Los teros atronan el aire; parecen la bocina del derecho indio, clamando eternamente sobre la pampa contra la conquista europea. Avanzan audaces, cruzan a dos varas de los jinetes como una saeta y se pierden a lo lejos, dando la voz de alarma que hace poner en fuga a los patos que reposan en la próxima laguna, rica en juncos y pobre en agua. La lechuza, inmóvil sobre una viscachera o en la punta de un palo de alambrado, abre el pico como un resorte mecánico, lanza su grito gutural, que en la noche inquieta los espíritus más serenos, deja caer sus párpados amarillentos, que tienen más expresión que sus ojos mismos y queda en su postura egipcia. Multitud de pequeñas aves saltan a cada instante de entre el pasto; por momentos, una perdiz hiende el aire con su silbido característico y el ruido estridente de sus alas al batir precipitadas; otras se agachan, se disuelven entre los tonos grises de la tierra y quedan inmóviles. De tiempo en tiempo Tobías les lanza su rebenque, no siempre sin resultado, ante el asombro de Pedro, que contempla atónito el nuevo sistema cinegético.

 

Y así avanzan en silencio, Carlos perdido en sus reflexiones, el sirviente un tanto dolorido ya, Tobías con la indiferencia suprema del gaucho por todas las cosas de la vida. Cada media hora, Tobías da la señal de reposo deteniendo su caballo y poniéndolo a un trote suave, pero que rinde camino. Según él, el secreto para llegar pronto no está en andar ligero, sino en andar seguido. Tobías nombra las estancias que aparecen a lo lejos, a medida que se avanza y que las copas de álamos que se veían suspendidas en el aire se unen a sus troncos al cesar el miraje. A las doce se hace alto junto a un jagüel rodeado de algunos sauces y paraísos que ofrecen una sombra suficiente. Carlos no ha querido ir a una pulpería que está a diez cuadras, en una estancia donde indudablemente habría sido muy bien recibido, pero en lo que habrían tardado tres horas en matar algunos pollos y donde habría tenido que hablar sobre cuanto Dios crió. Tobías, que se ha avanzado, después de manear cuidadosamente los dos caballos de repuesto, vuelve a la media hora con un carnero muerto y degollado, pan, vino y sal, hace fuego, fabrica un asador con una rama de sauce y a los veinte minutos se presenta con un asado color de oro, chisporroteando aún y chorreando de jugo.

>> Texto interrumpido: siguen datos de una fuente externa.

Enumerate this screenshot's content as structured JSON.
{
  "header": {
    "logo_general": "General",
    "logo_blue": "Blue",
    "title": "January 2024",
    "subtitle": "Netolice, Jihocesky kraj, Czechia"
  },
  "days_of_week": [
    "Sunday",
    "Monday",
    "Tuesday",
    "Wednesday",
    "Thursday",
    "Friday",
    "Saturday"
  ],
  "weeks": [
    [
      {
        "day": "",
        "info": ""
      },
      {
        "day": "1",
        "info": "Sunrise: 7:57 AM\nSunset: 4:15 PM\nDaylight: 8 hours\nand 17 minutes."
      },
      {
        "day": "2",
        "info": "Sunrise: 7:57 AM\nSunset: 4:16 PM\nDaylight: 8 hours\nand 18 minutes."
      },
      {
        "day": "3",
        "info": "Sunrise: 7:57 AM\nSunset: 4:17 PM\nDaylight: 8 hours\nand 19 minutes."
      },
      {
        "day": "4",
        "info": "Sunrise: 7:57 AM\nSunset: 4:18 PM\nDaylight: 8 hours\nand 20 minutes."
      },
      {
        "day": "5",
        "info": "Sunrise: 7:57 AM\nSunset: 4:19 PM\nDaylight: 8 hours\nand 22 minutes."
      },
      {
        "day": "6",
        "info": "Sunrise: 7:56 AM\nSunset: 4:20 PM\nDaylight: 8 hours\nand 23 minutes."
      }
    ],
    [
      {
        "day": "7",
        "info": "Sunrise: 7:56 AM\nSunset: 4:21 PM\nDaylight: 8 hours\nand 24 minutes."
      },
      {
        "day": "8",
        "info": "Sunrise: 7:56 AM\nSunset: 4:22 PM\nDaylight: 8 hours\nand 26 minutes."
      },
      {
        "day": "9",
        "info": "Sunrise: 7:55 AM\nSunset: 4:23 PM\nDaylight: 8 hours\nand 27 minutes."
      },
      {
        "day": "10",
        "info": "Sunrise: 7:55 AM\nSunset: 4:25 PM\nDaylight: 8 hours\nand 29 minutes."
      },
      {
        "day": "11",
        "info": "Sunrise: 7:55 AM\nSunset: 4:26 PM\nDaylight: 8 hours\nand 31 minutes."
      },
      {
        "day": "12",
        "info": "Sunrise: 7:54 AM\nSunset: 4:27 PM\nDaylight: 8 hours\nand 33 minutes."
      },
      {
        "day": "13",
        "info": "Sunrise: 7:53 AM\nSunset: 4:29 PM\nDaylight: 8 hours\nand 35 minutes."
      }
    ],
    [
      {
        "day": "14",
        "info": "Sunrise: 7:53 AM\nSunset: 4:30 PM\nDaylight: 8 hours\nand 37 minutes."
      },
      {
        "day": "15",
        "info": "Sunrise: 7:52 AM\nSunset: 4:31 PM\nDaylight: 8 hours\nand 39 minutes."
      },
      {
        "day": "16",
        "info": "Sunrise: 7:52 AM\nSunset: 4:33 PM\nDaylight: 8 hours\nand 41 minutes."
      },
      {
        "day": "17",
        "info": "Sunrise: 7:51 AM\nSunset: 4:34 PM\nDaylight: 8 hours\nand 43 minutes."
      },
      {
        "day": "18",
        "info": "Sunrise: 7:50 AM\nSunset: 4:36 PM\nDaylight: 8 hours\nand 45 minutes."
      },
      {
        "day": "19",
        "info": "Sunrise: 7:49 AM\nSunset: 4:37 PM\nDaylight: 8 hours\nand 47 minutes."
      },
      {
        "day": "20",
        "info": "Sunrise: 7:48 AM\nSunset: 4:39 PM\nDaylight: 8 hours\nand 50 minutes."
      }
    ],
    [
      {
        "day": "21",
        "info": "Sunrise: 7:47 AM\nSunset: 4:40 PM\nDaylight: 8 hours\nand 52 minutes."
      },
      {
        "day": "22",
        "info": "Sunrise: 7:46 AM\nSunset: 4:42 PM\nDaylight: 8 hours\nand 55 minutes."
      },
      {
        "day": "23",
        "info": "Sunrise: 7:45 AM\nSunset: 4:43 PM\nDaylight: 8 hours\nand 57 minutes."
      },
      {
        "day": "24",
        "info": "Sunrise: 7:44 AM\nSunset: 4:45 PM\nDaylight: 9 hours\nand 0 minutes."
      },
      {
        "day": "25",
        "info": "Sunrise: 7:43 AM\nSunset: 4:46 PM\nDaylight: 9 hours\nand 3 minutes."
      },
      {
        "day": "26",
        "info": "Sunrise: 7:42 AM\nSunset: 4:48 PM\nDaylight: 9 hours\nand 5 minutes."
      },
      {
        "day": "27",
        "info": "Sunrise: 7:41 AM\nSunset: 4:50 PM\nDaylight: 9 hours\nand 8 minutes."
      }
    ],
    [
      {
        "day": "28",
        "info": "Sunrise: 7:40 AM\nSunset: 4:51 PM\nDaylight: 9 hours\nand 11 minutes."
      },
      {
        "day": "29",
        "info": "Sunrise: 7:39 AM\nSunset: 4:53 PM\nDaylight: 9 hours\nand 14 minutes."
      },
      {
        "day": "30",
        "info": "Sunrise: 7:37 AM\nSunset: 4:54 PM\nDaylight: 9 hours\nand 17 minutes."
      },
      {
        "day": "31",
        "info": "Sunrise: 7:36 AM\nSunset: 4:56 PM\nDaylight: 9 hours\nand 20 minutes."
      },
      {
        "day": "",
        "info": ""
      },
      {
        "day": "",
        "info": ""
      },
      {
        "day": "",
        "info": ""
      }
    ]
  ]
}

Diez, veinte años de París, comiendo en Bignon, cenando en el café Anglais, no alcanzan jamás a borrar en nosotros el tinte criollo, la tendencia indígena, el amor a las cosas patrias… y el gusto por el cordero al asador. Se quema uno los dedos, es cierto, queda en la boca cierto sabor empaté, pero es esa una sensación posterior, altamente compensada por las delicias del primer momento.

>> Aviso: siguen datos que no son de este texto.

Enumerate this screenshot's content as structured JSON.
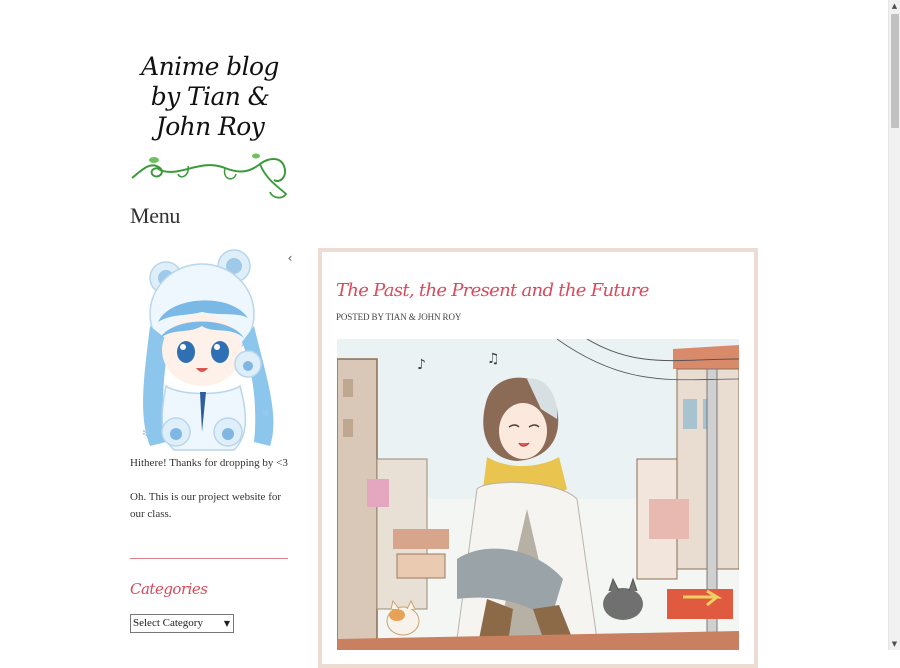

La charla de sobremesa animó a Tobías, que aprovechó una buena ocasión para echar fuera lo que sin duda le estaba trabajando hacía tiempo.

– Dígame, señor, ¿viene por mucho tiempo a la Quebrada?

– Por mucho tiempo, Tobías; no pienso moverme de allí hasta que vuelva a Europa.

– ¡Pero cómo va a vivir en esos ranchos, señor! ¿Cómo no se ha ido más bien a las Tunas?

– ¿Te incomoda mi visita, mi buen Tobías?

– ¡Por dónde, señor!

– Entonces, no hay que hablar.

Tobías se rascó la nuca, ensilló de nuevo los caballos y pronto la partida estaba en marcha. Fué ese el momento duro para Pedro. Al principio, el buen galope del moro recomendado por Tobías le había seducido; pero pronto le dolió la cintura, las rodillas le empezaron a arder en la parte que frotaban la silla y cuando después del reposo del almuerzo volvió a su postura de centauro, todo el cuerpo protestó en un estremecimiento. Se dominó, sin embargo, sonrió a Carlos y partió heroicamente al galope.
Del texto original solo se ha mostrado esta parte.